When Wesley Fiddler headed out to the shed on the north side of his basement apartment Wednesday morning, he noticed two very special items had gone missing.
© Herald photo by Alex Di Pietro
Wesley Fiddler sits on the steps outside of his basement apartment on Nineteenth Street East Wednesday. He is unable to leave the premises after his wheelchair and three-wheeled bicycle went missing.
The door to the shed was off its hinges, storage lay strewn on the ground and his wheelchair and three-wheeled bicycle were gone.
Those last two items are important to Fiddler. The 45-year-old suffered from a blood clot in his right leg that spread to his lungs nine years ago. He fell into a coma, and when he woke up after three months, he couldn’t feel his legs.
“My legs are all screwed up, and (with) my back — the discs and that are all squashed,” he said. “I use the wheelchair to go for walks and use the bike for exercise. That bike is probably about the only thing that’s keeping me living right now.”
With a very limited ability to walk, Fiddler relies on the bike to get exercise.
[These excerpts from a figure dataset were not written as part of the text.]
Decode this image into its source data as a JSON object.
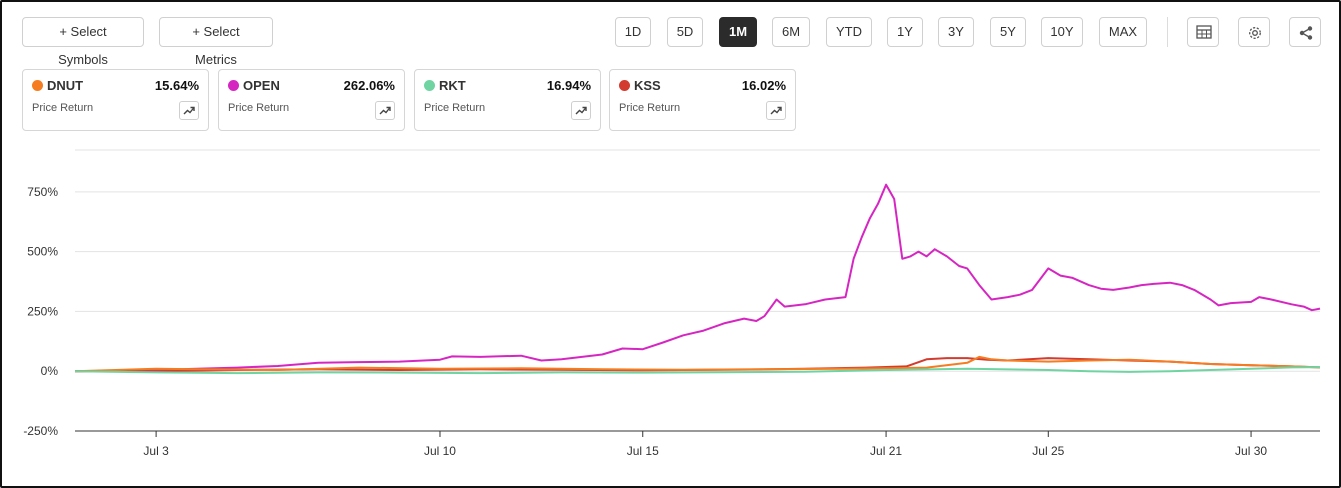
{
  "toolbar": {
    "select_symbols": "+ Select Symbols",
    "select_metrics": "+ Select Metrics",
    "ranges": [
      "1D",
      "5D",
      "1M",
      "6M",
      "YTD",
      "1Y",
      "3Y",
      "5Y",
      "10Y",
      "MAX"
    ],
    "active_range": "1M",
    "icons": [
      "table-icon",
      "gear-icon",
      "share-icon"
    ]
  },
  "cards": [
    {
      "symbol": "DNUT",
      "return": "15.64%",
      "metric": "Price Return",
      "color": "#f57c20"
    },
    {
      "symbol": "OPEN",
      "return": "262.06%",
      "metric": "Price Return",
      "color": "#d626c2"
    },
    {
      "symbol": "RKT",
      "return": "16.94%",
      "metric": "Price Return",
      "color": "#6fd4a2"
    },
    {
      "symbol": "KSS",
      "return": "16.02%",
      "metric": "Price Return",
      "color": "#d23b2e"
    }
  ],
  "chart_data": {
    "type": "line",
    "title": "",
    "xlabel": "",
    "ylabel": "",
    "y_ticks": [
      "750%",
      "500%",
      "250%",
      "0%",
      "-250%"
    ],
    "y_tick_values": [
      750,
      500,
      250,
      0,
      -250
    ],
    "x_ticks": [
      "Jul 3",
      "Jul 10",
      "Jul 15",
      "Jul 21",
      "Jul 25",
      "Jul 30"
    ],
    "ylim": [
      -250,
      925
    ],
    "x_range_days": [
      1,
      31.7
    ],
    "x_tick_days": [
      3,
      10,
      15,
      21,
      25,
      30
    ],
    "grid": true,
    "series": [
      {
        "name": "OPEN",
        "color": "#d626c2",
        "points": [
          [
            1,
            0
          ],
          [
            2,
            2
          ],
          [
            3,
            5
          ],
          [
            4,
            10
          ],
          [
            5,
            15
          ],
          [
            6,
            22
          ],
          [
            7,
            35
          ],
          [
            8,
            38
          ],
          [
            9,
            40
          ],
          [
            10,
            48
          ],
          [
            10.3,
            62
          ],
          [
            11,
            60
          ],
          [
            12,
            65
          ],
          [
            12.5,
            45
          ],
          [
            13,
            50
          ],
          [
            14,
            70
          ],
          [
            14.5,
            95
          ],
          [
            15,
            92
          ],
          [
            15.5,
            120
          ],
          [
            16,
            150
          ],
          [
            16.5,
            170
          ],
          [
            17,
            200
          ],
          [
            17.5,
            220
          ],
          [
            17.8,
            210
          ],
          [
            18,
            230
          ],
          [
            18.3,
            300
          ],
          [
            18.5,
            270
          ],
          [
            19,
            280
          ],
          [
            19.5,
            300
          ],
          [
            20,
            310
          ],
          [
            20.2,
            470
          ],
          [
            20.4,
            560
          ],
          [
            20.6,
            640
          ],
          [
            20.8,
            700
          ],
          [
            21,
            780
          ],
          [
            21.2,
            720
          ],
          [
            21.4,
            470
          ],
          [
            21.6,
            480
          ],
          [
            21.8,
            500
          ],
          [
            22,
            480
          ],
          [
            22.2,
            510
          ],
          [
            22.5,
            480
          ],
          [
            22.8,
            440
          ],
          [
            23,
            430
          ],
          [
            23.3,
            360
          ],
          [
            23.6,
            300
          ],
          [
            24,
            310
          ],
          [
            24.3,
            320
          ],
          [
            24.6,
            340
          ],
          [
            25,
            430
          ],
          [
            25.3,
            400
          ],
          [
            25.6,
            390
          ],
          [
            26,
            360
          ],
          [
            26.3,
            345
          ],
          [
            26.6,
            340
          ],
          [
            27,
            350
          ],
          [
            27.3,
            360
          ],
          [
            27.6,
            365
          ],
          [
            28,
            370
          ],
          [
            28.3,
            360
          ],
          [
            28.6,
            340
          ],
          [
            29,
            300
          ],
          [
            29.2,
            275
          ],
          [
            29.5,
            285
          ],
          [
            30,
            290
          ],
          [
            30.2,
            310
          ],
          [
            30.5,
            300
          ],
          [
            31,
            280
          ],
          [
            31.3,
            270
          ],
          [
            31.5,
            255
          ],
          [
            31.7,
            262
          ]
        ]
      },
      {
        "name": "KSS",
        "color": "#d23b2e",
        "points": [
          [
            1,
            0
          ],
          [
            3,
            0
          ],
          [
            5,
            5
          ],
          [
            7,
            8
          ],
          [
            9,
            5
          ],
          [
            11,
            8
          ],
          [
            13,
            6
          ],
          [
            15,
            4
          ],
          [
            17,
            6
          ],
          [
            19,
            10
          ],
          [
            20.5,
            15
          ],
          [
            21.5,
            20
          ],
          [
            22,
            50
          ],
          [
            22.5,
            55
          ],
          [
            23,
            55
          ],
          [
            23.5,
            48
          ],
          [
            24,
            45
          ],
          [
            25,
            55
          ],
          [
            26,
            50
          ],
          [
            27,
            45
          ],
          [
            28,
            40
          ],
          [
            29,
            30
          ],
          [
            30,
            25
          ],
          [
            31,
            20
          ],
          [
            31.7,
            16
          ]
        ]
      },
      {
        "name": "DNUT",
        "color": "#f57c20",
        "points": [
          [
            1,
            0
          ],
          [
            2,
            5
          ],
          [
            3,
            10
          ],
          [
            4,
            8
          ],
          [
            6,
            5
          ],
          [
            8,
            15
          ],
          [
            10,
            10
          ],
          [
            12,
            12
          ],
          [
            14,
            8
          ],
          [
            16,
            6
          ],
          [
            18,
            8
          ],
          [
            20,
            10
          ],
          [
            21,
            12
          ],
          [
            22,
            15
          ],
          [
            23,
            35
          ],
          [
            23.3,
            60
          ],
          [
            23.6,
            50
          ],
          [
            24,
            45
          ],
          [
            25,
            40
          ],
          [
            26,
            45
          ],
          [
            27,
            48
          ],
          [
            28,
            40
          ],
          [
            29,
            30
          ],
          [
            30,
            25
          ],
          [
            31,
            20
          ],
          [
            31.7,
            16
          ]
        ]
      },
      {
        "name": "RKT",
        "color": "#6fd4a2",
        "points": [
          [
            1,
            0
          ],
          [
            3,
            -5
          ],
          [
            5,
            -8
          ],
          [
            7,
            -5
          ],
          [
            9,
            -6
          ],
          [
            11,
            -8
          ],
          [
            13,
            -5
          ],
          [
            15,
            -6
          ],
          [
            17,
            -4
          ],
          [
            19,
            -2
          ],
          [
            21,
            5
          ],
          [
            23,
            10
          ],
          [
            25,
            5
          ],
          [
            26,
            0
          ],
          [
            27,
            -3
          ],
          [
            28,
            0
          ],
          [
            29,
            5
          ],
          [
            30,
            10
          ],
          [
            31,
            16
          ],
          [
            31.7,
            17
          ]
        ]
      }
    ]
  }
}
He describes it as a three-wheeled Schwinn bike with the blue paint coming off. The wheelchair is black and has no feet.
“If I don’t keep exercising, my life is over. And I know that,” Fiddler said. “I can’t run, I can’t jog on the spot … I can’t really do anything standing up.”
Fiddler suspects his equipment was stolen during the night on Tuesday, because he had used it just a day prior to its disappearance.
“He’s a large man, so the wheelchair and bike are fit for him,” said Norman Geralds, a friend of Fiddler’s.
About two years ago, Geralds asked if Fiddler required assistance at his basement apartment at 146 19th St. E. He helps Fiddler take care of basic chores such as cooking, laundry and housekeeping.
Geralds normally takes the wheelchair out from the shed to help bring Fiddler for routine walks. He repaired the door to the shed and cleaned the mess inside and outside of it.
“We were going to go for a walk this morning, and I went to check (the shed), and there was no bike, no wheelchair — nothing,” Geralds said on Wednesday. “I checked the neighbourhood and searched within a six-block radius. I went up and down the streets and in the back alleys.”
Unfortunately, Geralds was unable to retrieve the possessions.
“He’s totally housebound now,” Geralds said. “The best he can do now is sit on the back steps. He can go outside to walk, but he won’t get very far … It’s really brought his spirits down.”
As a person living off a disability wage, Fiddler said he can’t afford to buy a new wheelchair or bike. While he has alerted police about the missing property, Fiddler asks that anyone with information about its whereabouts contact him at 306-922-4446.